Published online by Cambridge University Press: 23 November 2009
In this book we present a comprehensive introduction to the use of Clifford algebras and Dirac operators in harmonic analysis and analysis more generally. In the past 30 years, Clifford algebras and Dirac operators have played a key role in three of the most important areas of mathematical research during that time: the boundedness of the Cauchy integral on Lipschitz surfaces, the realization of discrete series representations of semi-simple Lie groups, and the celebrated Atiyah–Singer index theorem. Much as an analyst would like to understand and appreciate these developments, however, there are formidable technical barriers to doing so, particularly for more classically trained analysts, as we have found to our cost over the years. Thus our aim from the outset has been to meld into a coherent and reasonably self-contained whole a body of ideas from classical singular integral theory, representation theory and analysis on manifolds, with a view to making this material accessible to more classically trained analysts.
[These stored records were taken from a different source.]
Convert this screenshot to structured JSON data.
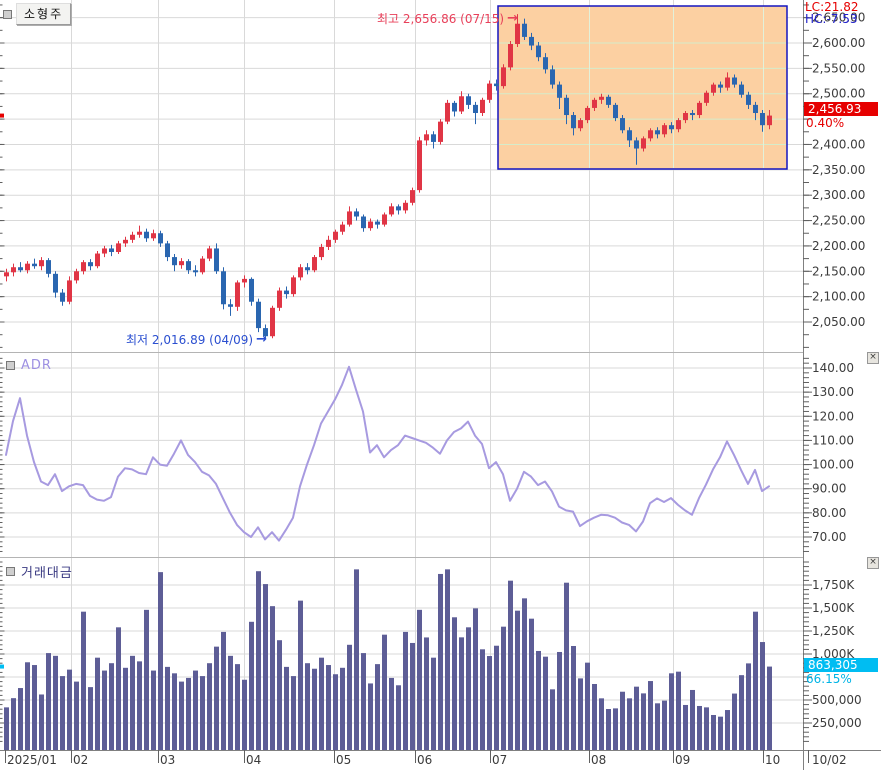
{
  "price_panel": {
    "symbol_label": "소형주",
    "lc_label": "LC:21.82",
    "hc_label": "HC:-7.53",
    "high_annotation": "최고 2,656.86 (07/15)",
    "low_annotation": "최저 2,016.89 (04/09)",
    "arrow": "→",
    "current_price": "2,456.93",
    "change_pct": "0.40%",
    "axis": [
      {
        "v": 2650,
        "label": "2,650.00"
      },
      {
        "v": 2600,
        "label": "2,600.00"
      },
      {
        "v": 2550,
        "label": "2,550.00"
      },
      {
        "v": 2500,
        "label": "2,500.00"
      },
      {
        "v": 2400,
        "label": "2,400.00"
      },
      {
        "v": 2350,
        "label": "2,350.00"
      },
      {
        "v": 2300,
        "label": "2,300.00"
      },
      {
        "v": 2250,
        "label": "2,250.00"
      },
      {
        "v": 2200,
        "label": "2,200.00"
      },
      {
        "v": 2150,
        "label": "2,150.00"
      },
      {
        "v": 2100,
        "label": "2,100.00"
      },
      {
        "v": 2050,
        "label": "2,050.00"
      }
    ]
  },
  "adr_panel": {
    "title": "ADR",
    "close_icon": "×",
    "axis": [
      {
        "v": 140,
        "label": "140.00"
      },
      {
        "v": 130,
        "label": "130.00"
      },
      {
        "v": 120,
        "label": "120.00"
      },
      {
        "v": 110,
        "label": "110.00"
      },
      {
        "v": 100,
        "label": "100.00"
      },
      {
        "v": 90,
        "label": "90.00"
      },
      {
        "v": 80,
        "label": "80.00"
      },
      {
        "v": 70,
        "label": "70.00"
      }
    ]
  },
  "volume_panel": {
    "title": "거래대금",
    "close_icon": "×",
    "current_value": "863,305",
    "current_pct": "66.15%",
    "axis": [
      {
        "v": 1750,
        "label": "1,750K"
      },
      {
        "v": 1500,
        "label": "1,500K"
      },
      {
        "v": 1250,
        "label": "1,250K"
      },
      {
        "v": 1000,
        "label": "1,000K"
      },
      {
        "v": 500,
        "label": "500,000"
      },
      {
        "v": 250,
        "label": "250,000"
      }
    ]
  },
  "x_axis": {
    "labels": [
      "2025/01",
      "02",
      "03",
      "04",
      "05",
      "06",
      "07",
      "08",
      "09",
      "10"
    ],
    "end_label": "10/02"
  },
  "colors": {
    "up": "#e03545",
    "down": "#2a66b0",
    "adr_line": "#a79ae0",
    "volume_bar": "#5d5d96",
    "grid": "#d9d9d9",
    "grid_in_box_h": "#d5ecca",
    "grid_in_box_v": "#e2f1da",
    "highlight_fill": "#fcd0a2",
    "highlight_border": "#1515c0",
    "price_badge_bg": "#e60000",
    "price_pct_color": "#e60000",
    "volume_badge_bg": "#00bdf2",
    "volume_pct_color": "#00b4e6",
    "lc_color": "#e60000",
    "hc_color": "#2222cc",
    "high_text_color": "#e8405a",
    "low_text_color": "#2b4fd0",
    "axis_text": "#3c3c3c",
    "tick_color": "#606060"
  },
  "chart_data": [
    {
      "type": "candlestick",
      "title": "소형주 (small-cap index, daily)",
      "ylim": [
        1990,
        2685
      ],
      "gridline_step": 50,
      "high": {
        "value": 2656.86,
        "date": "07/15"
      },
      "low": {
        "value": 2016.89,
        "date": "04/09"
      },
      "last_close": 2456.93,
      "change_pct": 0.4,
      "lc_pct": 21.82,
      "hc_pct": -7.53,
      "highlight_region": {
        "from_month": "07",
        "to_month": "10",
        "style": "orange box with blue border"
      },
      "candles": [
        [
          2140,
          2155,
          2130,
          2148
        ],
        [
          2148,
          2165,
          2140,
          2158
        ],
        [
          2158,
          2168,
          2148,
          2152
        ],
        [
          2152,
          2170,
          2146,
          2165
        ],
        [
          2165,
          2175,
          2155,
          2160
        ],
        [
          2160,
          2178,
          2152,
          2172
        ],
        [
          2172,
          2176,
          2138,
          2145
        ],
        [
          2145,
          2150,
          2098,
          2108
        ],
        [
          2108,
          2115,
          2082,
          2090
        ],
        [
          2090,
          2140,
          2085,
          2132
        ],
        [
          2132,
          2155,
          2126,
          2150
        ],
        [
          2150,
          2172,
          2144,
          2168
        ],
        [
          2168,
          2174,
          2152,
          2160
        ],
        [
          2160,
          2190,
          2156,
          2185
        ],
        [
          2185,
          2200,
          2178,
          2195
        ],
        [
          2195,
          2202,
          2180,
          2188
        ],
        [
          2188,
          2210,
          2184,
          2205
        ],
        [
          2205,
          2218,
          2198,
          2212
        ],
        [
          2212,
          2228,
          2206,
          2222
        ],
        [
          2222,
          2240,
          2216,
          2228
        ],
        [
          2228,
          2234,
          2208,
          2215
        ],
        [
          2215,
          2232,
          2210,
          2225
        ],
        [
          2225,
          2230,
          2198,
          2205
        ],
        [
          2205,
          2210,
          2170,
          2178
        ],
        [
          2178,
          2184,
          2150,
          2162
        ],
        [
          2162,
          2176,
          2155,
          2170
        ],
        [
          2170,
          2174,
          2145,
          2152
        ],
        [
          2152,
          2162,
          2140,
          2148
        ],
        [
          2148,
          2180,
          2144,
          2175
        ],
        [
          2175,
          2200,
          2170,
          2195
        ],
        [
          2195,
          2205,
          2145,
          2150
        ],
        [
          2150,
          2158,
          2075,
          2085
        ],
        [
          2085,
          2095,
          2062,
          2080
        ],
        [
          2080,
          2132,
          2072,
          2128
        ],
        [
          2128,
          2142,
          2118,
          2135
        ],
        [
          2135,
          2138,
          2082,
          2090
        ],
        [
          2090,
          2096,
          2030,
          2038
        ],
        [
          2038,
          2045,
          2016.89,
          2022
        ],
        [
          2022,
          2082,
          2018,
          2078
        ],
        [
          2078,
          2118,
          2072,
          2112
        ],
        [
          2112,
          2120,
          2096,
          2105
        ],
        [
          2105,
          2142,
          2100,
          2138
        ],
        [
          2138,
          2164,
          2132,
          2158
        ],
        [
          2158,
          2166,
          2144,
          2152
        ],
        [
          2152,
          2182,
          2148,
          2178
        ],
        [
          2178,
          2204,
          2172,
          2198
        ],
        [
          2198,
          2220,
          2192,
          2212
        ],
        [
          2212,
          2232,
          2206,
          2228
        ],
        [
          2228,
          2248,
          2222,
          2242
        ],
        [
          2242,
          2278,
          2238,
          2268
        ],
        [
          2268,
          2274,
          2250,
          2258
        ],
        [
          2258,
          2262,
          2228,
          2235
        ],
        [
          2235,
          2254,
          2230,
          2248
        ],
        [
          2248,
          2252,
          2234,
          2242
        ],
        [
          2242,
          2266,
          2238,
          2262
        ],
        [
          2262,
          2284,
          2258,
          2278
        ],
        [
          2278,
          2282,
          2262,
          2270
        ],
        [
          2270,
          2290,
          2264,
          2285
        ],
        [
          2285,
          2315,
          2280,
          2310
        ],
        [
          2310,
          2415,
          2305,
          2408
        ],
        [
          2408,
          2428,
          2398,
          2420
        ],
        [
          2420,
          2426,
          2392,
          2405
        ],
        [
          2405,
          2450,
          2400,
          2445
        ],
        [
          2445,
          2488,
          2440,
          2482
        ],
        [
          2482,
          2486,
          2455,
          2465
        ],
        [
          2465,
          2505,
          2460,
          2495
        ],
        [
          2495,
          2500,
          2470,
          2478
        ],
        [
          2478,
          2484,
          2440,
          2462
        ],
        [
          2462,
          2492,
          2456,
          2488
        ],
        [
          2488,
          2526,
          2482,
          2520
        ],
        [
          2520,
          2528,
          2506,
          2515
        ],
        [
          2515,
          2558,
          2510,
          2552
        ],
        [
          2552,
          2604,
          2546,
          2598
        ],
        [
          2598,
          2656.86,
          2592,
          2638
        ],
        [
          2638,
          2648,
          2606,
          2612
        ],
        [
          2612,
          2620,
          2586,
          2595
        ],
        [
          2595,
          2602,
          2564,
          2572
        ],
        [
          2572,
          2580,
          2540,
          2548
        ],
        [
          2548,
          2556,
          2510,
          2518
        ],
        [
          2518,
          2524,
          2470,
          2492
        ],
        [
          2492,
          2498,
          2440,
          2458
        ],
        [
          2458,
          2464,
          2418,
          2432
        ],
        [
          2432,
          2452,
          2426,
          2448
        ],
        [
          2448,
          2476,
          2442,
          2472
        ],
        [
          2472,
          2492,
          2466,
          2488
        ],
        [
          2488,
          2500,
          2480,
          2494
        ],
        [
          2494,
          2498,
          2472,
          2478
        ],
        [
          2478,
          2482,
          2446,
          2452
        ],
        [
          2452,
          2458,
          2422,
          2428
        ],
        [
          2428,
          2434,
          2395,
          2408
        ],
        [
          2408,
          2414,
          2360,
          2392
        ],
        [
          2392,
          2416,
          2386,
          2412
        ],
        [
          2412,
          2432,
          2406,
          2428
        ],
        [
          2428,
          2434,
          2412,
          2420
        ],
        [
          2420,
          2442,
          2414,
          2438
        ],
        [
          2438,
          2444,
          2422,
          2430
        ],
        [
          2430,
          2452,
          2424,
          2448
        ],
        [
          2448,
          2466,
          2442,
          2462
        ],
        [
          2462,
          2468,
          2448,
          2458
        ],
        [
          2458,
          2486,
          2452,
          2482
        ],
        [
          2482,
          2506,
          2476,
          2502
        ],
        [
          2502,
          2522,
          2496,
          2518
        ],
        [
          2518,
          2524,
          2502,
          2512
        ],
        [
          2512,
          2542,
          2506,
          2532
        ],
        [
          2532,
          2538,
          2512,
          2518
        ],
        [
          2518,
          2524,
          2492,
          2498
        ],
        [
          2498,
          2504,
          2470,
          2478
        ],
        [
          2478,
          2484,
          2448,
          2462
        ],
        [
          2462,
          2468,
          2425,
          2438
        ],
        [
          2438,
          2468,
          2430,
          2456.93
        ]
      ]
    },
    {
      "type": "line",
      "title": "ADR",
      "ylim": [
        62,
        146
      ],
      "gridline_step": 10,
      "values": [
        104,
        118,
        127.5,
        112,
        101,
        93,
        91.5,
        96,
        89,
        91,
        92,
        91.5,
        87,
        85.5,
        85,
        86.5,
        95,
        98.5,
        98,
        96.5,
        96,
        103,
        100,
        99.5,
        104.5,
        110,
        104,
        101,
        97,
        95.5,
        92,
        86,
        80,
        75,
        72,
        70,
        74,
        69,
        72,
        68.5,
        73,
        78,
        91,
        100,
        108,
        117,
        122,
        127,
        133,
        140.5,
        131,
        122,
        105,
        108,
        103,
        106,
        108,
        112,
        111,
        110,
        109,
        107,
        104.5,
        110,
        113.5,
        115,
        117.8,
        112,
        108.5,
        98.5,
        101,
        96,
        85,
        90,
        97,
        95,
        91.5,
        93,
        88.9,
        82.6,
        81,
        80.5,
        74.5,
        76.5,
        78,
        79.2,
        79,
        78,
        76,
        75,
        72.3,
        76.4,
        84,
        86,
        84.5,
        86.1,
        83.3,
        81,
        79.2,
        86.1,
        91.7,
        98,
        103,
        109.6,
        104,
        97.8,
        92,
        97.8,
        89,
        91
      ]
    },
    {
      "type": "bar",
      "title": "거래대금 (trading value)",
      "unit": "thousands",
      "ylim": [
        0,
        2050
      ],
      "gridline_step": 250,
      "last_value": 863305,
      "last_pct": 66.15,
      "values_k": [
        420,
        520,
        630,
        910,
        880,
        560,
        1010,
        980,
        760,
        830,
        700,
        1460,
        640,
        960,
        820,
        900,
        1290,
        850,
        980,
        920,
        1480,
        820,
        1890,
        860,
        790,
        700,
        740,
        820,
        760,
        900,
        1080,
        1240,
        980,
        890,
        720,
        1350,
        1900,
        1760,
        1520,
        1150,
        860,
        760,
        1580,
        900,
        840,
        960,
        880,
        780,
        850,
        1100,
        1920,
        1010,
        680,
        890,
        1210,
        740,
        660,
        1240,
        1120,
        1480,
        1180,
        960,
        1870,
        1920,
        1399,
        1181,
        1290,
        1496,
        1051,
        978,
        1090,
        1297,
        1797,
        1471,
        1605,
        1384,
        1033,
        971,
        616,
        1022,
        1775,
        1087,
        735,
        906,
        674,
        518,
        402,
        409,
        590,
        518,
        645,
        572,
        706,
        464,
        493,
        790,
        808,
        446,
        609,
        435,
        420,
        337,
        319,
        391,
        570,
        770,
        898,
        1460,
        1130,
        863.305
      ]
    }
  ]
}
Now the starting point for much of classical harmonic analysis is the study of the boundary regularity of harmonic functions in domains in Euclidean space. Classical Hardy space theory explores the consequences of the improved boundary regularity obtained when consideration is restricted to analytic functions in the plane. On the other hand, for SL(2, ℝ), the starting-point for representation theory of semi-simple Lie groups, some important unitary representations become irreducible only on restriction to analytic functions.